To confirm precise-mode routing is working, send two requests that share the same prefix and check that both are routed to the same vLLM replica.

  1. Create the two request payloads. Both share the same content segment in the first message.

    echo '{"max_tokens":24,"messages":[{"content":"Hi, here'\''s some system prompt: hi hi hi hi hi hi hi hi hi hi.For user 3, here are some other context: hi hi hi hi hi hi hi hi hi hi hi hi hi hi hi hi hi hi hi hi hi hi hi hi hi hi hi hi hi hi hi hi hi hi hi hi hi hi hi hi hi hi hi hi hi hi hi hi hi hi hi hi hi hi hi hi hi hi hi hi hi hi hi hi hi hi hi hi hi hi hi hi hi hi hi hi hi hi hi hi hi hi hi hi hi hi hi hi hi hi hi hi hi hi hi hi hi hi hi hi hi hi hi hi hi hi hi hi hi hi hi.I would like to test your intelligence. for this purpose I would like you to play zork. you can interact with the game by typing in commands. I will forward these commands to the game and type in any response. are you ready?","role":"user"}],"model":"Qwen3-32B","stream":true,"stream_options":{"include_usage":true},"temperature":0}' > round1.txt
    echo '{"max_tokens":3,"messages":[{"content":"Hi, here'\''s some system prompt: hi hi hi hi hi hi hi hi hi hi.For user 3, here are some other context: hi hi hi hi hi hi hi hi hi hi hi hi hi hi hi hi hi hi hi hi hi hi hi hi hi hi hi hi hi hi hi hi hi hi hi hi hi hi hi hi hi hi hi hi hi hi hi hi hi hi hi hi hi hi hi hi hi hi hi hi hi hi hi hi hi hi hi hi hi hi hi hi hi hi hi hi hi hi hi hi hi hi hi hi hi hi hi hi hi hi hi hi hi hi hi hi hi hi hi hi hi hi hi hi hi hi hi hi hi hi hi hi hi hi hi hi hi hi hi hi.I would like to test your intelligence. for this purpose I would like you to play zork. you can interact with the game by typing in commands. I will forward these commands to the game and type in any response. are you ready?","role":"user"},{"content":"Hi there! It looks like you'\''re setting up a fun test. I'\''m ready to play Zork! You can","role":"assistant"},{"content":"% zork\nWelcome to Dungeon. This version created 11-MAR-91.\nYou are in an open field west of a big white house with a boarded\nfront door.\nThere is a small mailbox here.\n>","role":"user"},{"content":"Great!","role":"assistant"},{"content":"Opening the mailbox reveals:\n A leaflet.\n>","role":"user"}],"model":"Qwen3-32B","stream":true,"stream_options":{"include_usage":true},"temperature":0}' > round2.txt
  2. Get the gateway's public IP address.

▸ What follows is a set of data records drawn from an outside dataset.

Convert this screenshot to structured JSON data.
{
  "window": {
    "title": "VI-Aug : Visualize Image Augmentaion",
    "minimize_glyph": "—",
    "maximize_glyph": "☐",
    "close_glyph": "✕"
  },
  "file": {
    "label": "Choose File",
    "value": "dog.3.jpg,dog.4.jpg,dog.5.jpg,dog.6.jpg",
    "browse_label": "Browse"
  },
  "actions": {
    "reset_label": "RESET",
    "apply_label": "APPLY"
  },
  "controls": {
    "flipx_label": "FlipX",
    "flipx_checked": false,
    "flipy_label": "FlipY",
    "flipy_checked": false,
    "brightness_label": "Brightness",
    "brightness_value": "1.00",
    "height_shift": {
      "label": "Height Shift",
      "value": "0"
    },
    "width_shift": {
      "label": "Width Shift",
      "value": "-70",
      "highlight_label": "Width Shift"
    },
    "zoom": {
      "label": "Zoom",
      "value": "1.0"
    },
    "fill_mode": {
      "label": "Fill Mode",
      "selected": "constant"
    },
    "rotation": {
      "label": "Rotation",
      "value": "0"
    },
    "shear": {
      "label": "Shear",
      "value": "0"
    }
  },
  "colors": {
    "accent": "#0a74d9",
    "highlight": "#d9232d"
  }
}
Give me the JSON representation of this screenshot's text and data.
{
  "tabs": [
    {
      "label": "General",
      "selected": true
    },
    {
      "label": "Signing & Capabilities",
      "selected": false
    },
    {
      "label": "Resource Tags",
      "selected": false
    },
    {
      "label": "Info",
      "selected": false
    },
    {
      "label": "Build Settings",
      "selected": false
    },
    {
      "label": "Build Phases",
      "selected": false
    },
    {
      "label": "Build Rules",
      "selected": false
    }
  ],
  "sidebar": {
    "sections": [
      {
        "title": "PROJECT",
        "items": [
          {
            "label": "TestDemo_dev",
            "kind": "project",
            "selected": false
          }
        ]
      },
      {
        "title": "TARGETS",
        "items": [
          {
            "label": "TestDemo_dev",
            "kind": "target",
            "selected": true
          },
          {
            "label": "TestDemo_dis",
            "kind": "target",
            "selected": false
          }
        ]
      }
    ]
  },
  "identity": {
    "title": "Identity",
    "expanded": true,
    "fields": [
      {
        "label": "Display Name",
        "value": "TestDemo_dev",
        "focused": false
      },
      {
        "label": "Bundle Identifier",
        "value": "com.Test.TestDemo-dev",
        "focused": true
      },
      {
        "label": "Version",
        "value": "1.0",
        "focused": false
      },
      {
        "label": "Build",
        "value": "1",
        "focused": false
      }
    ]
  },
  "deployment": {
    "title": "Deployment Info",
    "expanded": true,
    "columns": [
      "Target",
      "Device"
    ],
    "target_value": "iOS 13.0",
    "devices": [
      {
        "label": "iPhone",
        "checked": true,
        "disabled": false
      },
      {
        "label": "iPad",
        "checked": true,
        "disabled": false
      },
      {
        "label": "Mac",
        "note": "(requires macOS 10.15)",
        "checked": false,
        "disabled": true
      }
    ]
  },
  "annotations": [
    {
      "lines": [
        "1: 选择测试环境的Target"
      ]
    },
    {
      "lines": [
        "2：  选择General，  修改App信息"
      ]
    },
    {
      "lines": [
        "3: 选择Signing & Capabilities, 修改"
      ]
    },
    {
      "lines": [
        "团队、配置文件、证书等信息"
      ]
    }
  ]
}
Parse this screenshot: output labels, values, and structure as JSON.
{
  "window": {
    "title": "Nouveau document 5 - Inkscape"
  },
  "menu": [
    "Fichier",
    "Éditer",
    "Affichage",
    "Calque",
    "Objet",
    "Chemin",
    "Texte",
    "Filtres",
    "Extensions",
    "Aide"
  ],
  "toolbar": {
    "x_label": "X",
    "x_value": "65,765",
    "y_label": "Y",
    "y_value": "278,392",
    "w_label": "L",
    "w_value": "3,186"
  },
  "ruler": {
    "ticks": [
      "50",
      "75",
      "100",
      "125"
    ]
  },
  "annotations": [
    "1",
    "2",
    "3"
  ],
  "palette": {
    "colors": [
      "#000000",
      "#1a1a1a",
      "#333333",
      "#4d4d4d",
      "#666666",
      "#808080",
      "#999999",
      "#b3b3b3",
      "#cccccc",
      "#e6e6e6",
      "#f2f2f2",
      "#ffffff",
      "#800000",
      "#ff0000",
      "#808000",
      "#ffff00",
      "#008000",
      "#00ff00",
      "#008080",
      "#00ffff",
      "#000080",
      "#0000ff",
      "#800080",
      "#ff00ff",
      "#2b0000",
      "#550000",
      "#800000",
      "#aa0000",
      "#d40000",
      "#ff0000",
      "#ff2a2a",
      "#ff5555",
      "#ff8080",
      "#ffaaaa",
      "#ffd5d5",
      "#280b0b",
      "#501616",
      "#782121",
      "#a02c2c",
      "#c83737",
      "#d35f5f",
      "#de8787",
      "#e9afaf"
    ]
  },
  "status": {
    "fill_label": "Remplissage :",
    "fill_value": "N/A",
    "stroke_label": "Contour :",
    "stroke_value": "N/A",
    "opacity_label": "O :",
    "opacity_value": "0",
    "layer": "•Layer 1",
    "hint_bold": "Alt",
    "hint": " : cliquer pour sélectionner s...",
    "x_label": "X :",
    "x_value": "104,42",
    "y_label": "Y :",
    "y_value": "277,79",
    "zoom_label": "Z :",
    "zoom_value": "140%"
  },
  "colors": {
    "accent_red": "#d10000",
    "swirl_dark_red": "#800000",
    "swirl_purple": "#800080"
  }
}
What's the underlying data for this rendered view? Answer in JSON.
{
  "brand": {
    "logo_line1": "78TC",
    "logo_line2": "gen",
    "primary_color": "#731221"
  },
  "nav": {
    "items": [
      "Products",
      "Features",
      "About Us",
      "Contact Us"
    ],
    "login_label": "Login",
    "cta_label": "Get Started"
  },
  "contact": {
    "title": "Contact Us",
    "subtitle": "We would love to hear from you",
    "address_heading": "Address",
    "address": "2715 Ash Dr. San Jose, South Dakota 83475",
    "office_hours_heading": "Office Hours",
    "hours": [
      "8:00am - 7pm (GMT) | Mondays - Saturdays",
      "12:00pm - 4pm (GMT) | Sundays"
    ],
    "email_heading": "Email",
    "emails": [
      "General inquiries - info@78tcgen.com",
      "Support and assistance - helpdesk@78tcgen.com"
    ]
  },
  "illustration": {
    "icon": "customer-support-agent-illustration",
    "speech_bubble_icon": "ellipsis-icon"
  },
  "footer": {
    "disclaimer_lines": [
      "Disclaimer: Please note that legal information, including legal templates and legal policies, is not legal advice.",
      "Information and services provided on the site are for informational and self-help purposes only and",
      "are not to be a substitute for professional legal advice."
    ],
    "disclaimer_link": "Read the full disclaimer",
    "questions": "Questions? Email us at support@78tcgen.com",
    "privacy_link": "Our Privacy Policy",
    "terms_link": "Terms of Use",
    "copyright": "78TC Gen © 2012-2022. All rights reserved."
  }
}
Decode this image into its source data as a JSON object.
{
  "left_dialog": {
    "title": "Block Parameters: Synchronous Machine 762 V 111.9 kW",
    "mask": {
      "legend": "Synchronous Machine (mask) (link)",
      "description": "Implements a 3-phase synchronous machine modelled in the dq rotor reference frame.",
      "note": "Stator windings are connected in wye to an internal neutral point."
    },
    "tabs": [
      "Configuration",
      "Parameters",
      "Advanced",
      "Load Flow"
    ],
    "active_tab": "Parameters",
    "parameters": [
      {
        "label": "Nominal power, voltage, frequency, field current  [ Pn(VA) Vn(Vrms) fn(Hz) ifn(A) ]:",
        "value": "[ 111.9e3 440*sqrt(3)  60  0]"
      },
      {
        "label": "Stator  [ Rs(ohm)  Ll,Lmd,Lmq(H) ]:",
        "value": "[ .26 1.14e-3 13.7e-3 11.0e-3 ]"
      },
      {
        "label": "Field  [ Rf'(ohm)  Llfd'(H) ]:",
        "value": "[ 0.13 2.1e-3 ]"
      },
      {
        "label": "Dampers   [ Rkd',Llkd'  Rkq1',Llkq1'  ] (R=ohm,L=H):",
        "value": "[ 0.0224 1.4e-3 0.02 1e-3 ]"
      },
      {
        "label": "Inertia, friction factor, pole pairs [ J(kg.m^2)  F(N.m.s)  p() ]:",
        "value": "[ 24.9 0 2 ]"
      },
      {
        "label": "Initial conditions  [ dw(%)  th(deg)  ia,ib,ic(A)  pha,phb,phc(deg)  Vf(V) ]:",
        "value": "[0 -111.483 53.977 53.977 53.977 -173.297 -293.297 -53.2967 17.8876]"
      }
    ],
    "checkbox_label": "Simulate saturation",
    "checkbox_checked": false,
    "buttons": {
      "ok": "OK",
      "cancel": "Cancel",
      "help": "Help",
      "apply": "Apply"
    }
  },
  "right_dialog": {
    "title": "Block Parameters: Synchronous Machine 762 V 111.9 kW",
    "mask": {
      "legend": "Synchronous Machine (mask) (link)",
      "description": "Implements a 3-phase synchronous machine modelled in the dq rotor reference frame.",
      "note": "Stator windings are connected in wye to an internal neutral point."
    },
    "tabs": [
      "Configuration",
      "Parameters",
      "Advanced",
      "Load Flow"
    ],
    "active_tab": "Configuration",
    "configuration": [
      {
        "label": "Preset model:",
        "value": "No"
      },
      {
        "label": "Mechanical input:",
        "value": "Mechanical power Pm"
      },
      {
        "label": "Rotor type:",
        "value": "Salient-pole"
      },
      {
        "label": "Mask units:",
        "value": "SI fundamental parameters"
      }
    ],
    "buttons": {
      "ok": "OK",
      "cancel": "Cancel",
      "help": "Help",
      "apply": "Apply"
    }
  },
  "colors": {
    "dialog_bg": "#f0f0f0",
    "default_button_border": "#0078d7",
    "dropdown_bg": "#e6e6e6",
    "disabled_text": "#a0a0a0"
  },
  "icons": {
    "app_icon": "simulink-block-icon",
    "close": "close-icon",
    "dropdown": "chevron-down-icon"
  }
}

    export GATEWAY_IP=$(kubectl get gateway/inference-gateway -o jsonpath='{.status.addresses[0].value}')
  3. Send both requests to simulate a multi-turn conversation.

    curl -X POST $GATEWAY_IP:8080/v1/chat/completions -H 'Content-Type: application/json' -d @./round1.txt
    curl -X POST $GATEWAY_IP:8080/v1/chat/completions -H 'Content-Type: application/json' -d @./round2.txt
  4. Check the inference extension logs and confirm that both entries show the same endpoint.Address value. If the addresses match, both requests were routed to the same vLLM replica, confirming that prefix cache-aware routing in precise mode is working.

    kubectl logs deploy/epp-default-qwen-inference-pool -n envoy-gateway-system | grep "handled"

    Expected output:

    2025-08-19T10:16:12Z	LEVEL(-2)	requestcontrol/director.go:278	Request handled	{"x-request-id": "00d5c24e-b3c8-461d-9848-7bb233243eb9", "model": "Qwen3-32B", "resolvedTargetModel": "Qwen3-32B", "criticality": "Critical", "model": "Qwen3-32B", "targetModel": "Qwen3-32B", "endpoint": "{NamespacedName:default/qwen3-779c54544f-9c4vz Address:10.0.0.5 Labels:map[app:qwen3 pod-template-hash:779c54544f]}"}
    2025-08-19T10:16:19Z	LEVEL(-2)	requestcontrol/director.go:278	Request handled	{"x-request-id": "401925f5-fe65-46e3-8494-5afd83921ba5", "model": "Qwen3-32B", "resolvedTargetModel": "Qwen3-32B", "criticality": "Critical", "model": "Qwen3-32B", "targetModel": "Qwen3-32B", "endpoint": "{NamespacedName:default/qwen3-779c54544f-9c4vz Address:10.0.0.5 Labels:map[app:qwen3 pod-template-hash:779c54544f]}"}

    In this example, both requests show Address:10.0.0.5, confirming they were routed to the same pod.